If approved, CorpBanca’s current shareholders will own 66.42% of the bank resulting from the merger of CorpBanca and Itaú Chile while Itaú Unibanco will own the remaining 33.58%. Prior to the closing of the merger, Itaú Unibanco will make a US$652 million equity infusion into Itaú Chile. Management expectsto receive all required approvals by the end of the fourthquarter of 2014. CorpBanca anticipate that closing will occur shortly following the receipt of all required regulatory approvals.

CorpBanca will be the surviving entity. Under the merger agreement, Itaú Unibanco will exchange all of the shares of Banco Itaú Chile in exchange for 172,048MM newly issued shares in CorpBanca, representing a 33.58% direct stake ofthe Chilean Bank immediately following the closing. Following the closing, the new Chilean Bank will acquire and control 100% of Itaú Colombia.

Key corporate governance terms to be included in the shareholders’ agreement are related to the Board of Directors and senior management teams. The Board of Directors of the new Chilean Bank will be comprised of 11 directors and 2 alternate directors, while the Board of Directors of the Colombian bank will be comprised of 9 directors. CorpGroup will be entitled to appoint the Chairman of the Board of directors. CorpGroup expects to appoint Mr. Jorge Andrés Saieh to serve as Chairman of the new Board of Directors in Chile as of the closing.

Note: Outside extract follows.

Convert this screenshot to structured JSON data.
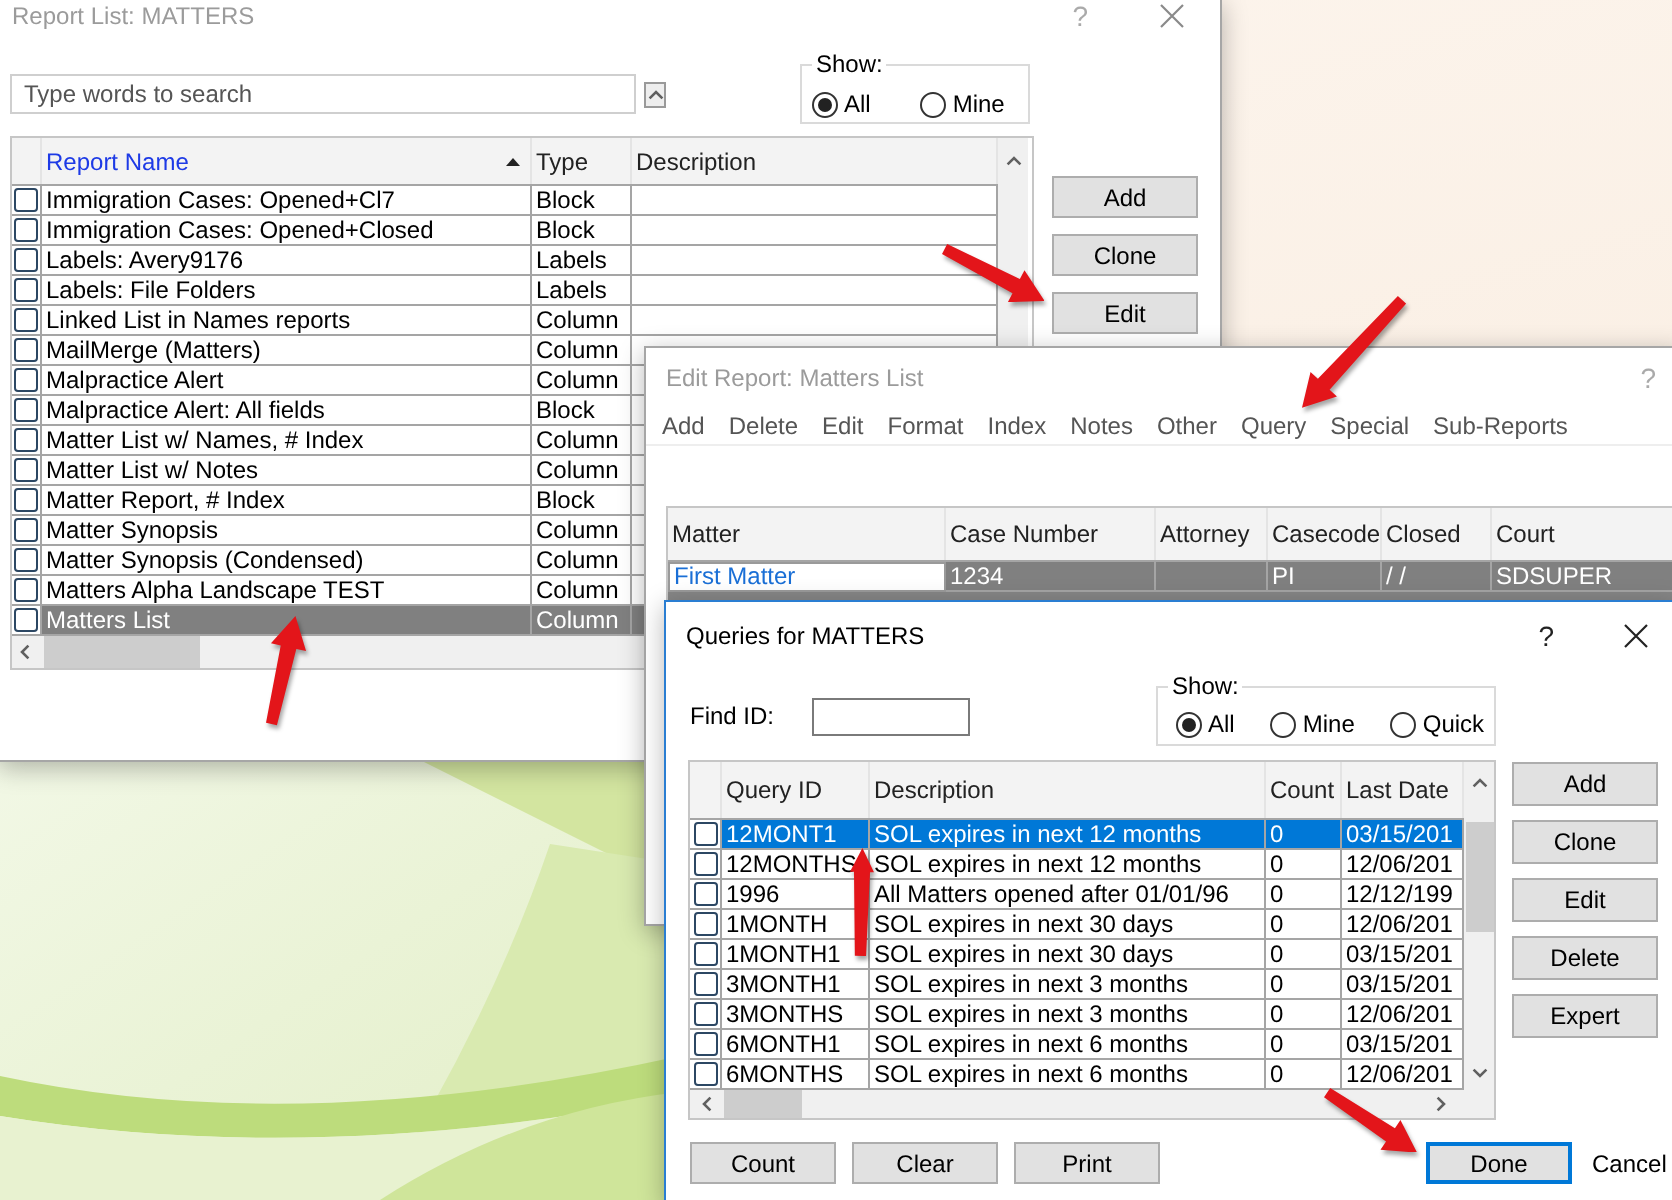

The Chief Executive Officer of the new Chilean Bank will be appointed by Itaú Unibanco. Mr. Boris Buvinic, current CEO of Itaú Chile, is expected to be appointed as CEO of the new Chilean Bank effective as of the closing. Mr. Fernando Massú, current CEO of CorpBanca,will become a member of the new Board of Directors. Other senior management members will be appointed by the Board of Directors following recommendation of the Management and Talent Committee.

As a result of the partnership, the new Chilean Bank will enjoy several benefits, including:

  • Combined franchise will have a greater scale and resources to compete more effectively:
  • Greater market share in Chile by gross loans with approximately 12.4% market share (excluding gross loans from CorpBanca Colombia and Helm Bank);
  • Opportunity to partner with a premier Latin American franchise;
  • Ability to leverage Itaú Unibanco ́s strong global client relationships;
  • Combined entity has the potential to generate significant synergies in Chile; and
  • Sustainable dividend flow supported by greater scale and earnings capability of the combined enterprise.

The transaction enables the creation of additional synergies through: synergies related to optimization of cost structures; savings derived from enhanced branch network; relevant savings derived from scalable IT systems; the improvement in cost of funding; and the ability to further leverage Tier I Capital.

The new Chilean Bank is expected to be the fourth largest private bank in Chile with US$43billion in assets, US$33 billion in loans and US$27 billion in deposits. With this greater scale, the institution will be able to exploit various cross-selling opportunities and access funding at lower cost.

Capital soundness of the new bank will be strengthened by the US$652 million capital increase that Itaú Unibanco will inject into Itaú Chile prior to the merger. As a result of this merger, customers of all entities involved will have access to a greater array of product offerings as well as a more extensive branch network (217 branches in Chile and 172 branches in Colombia).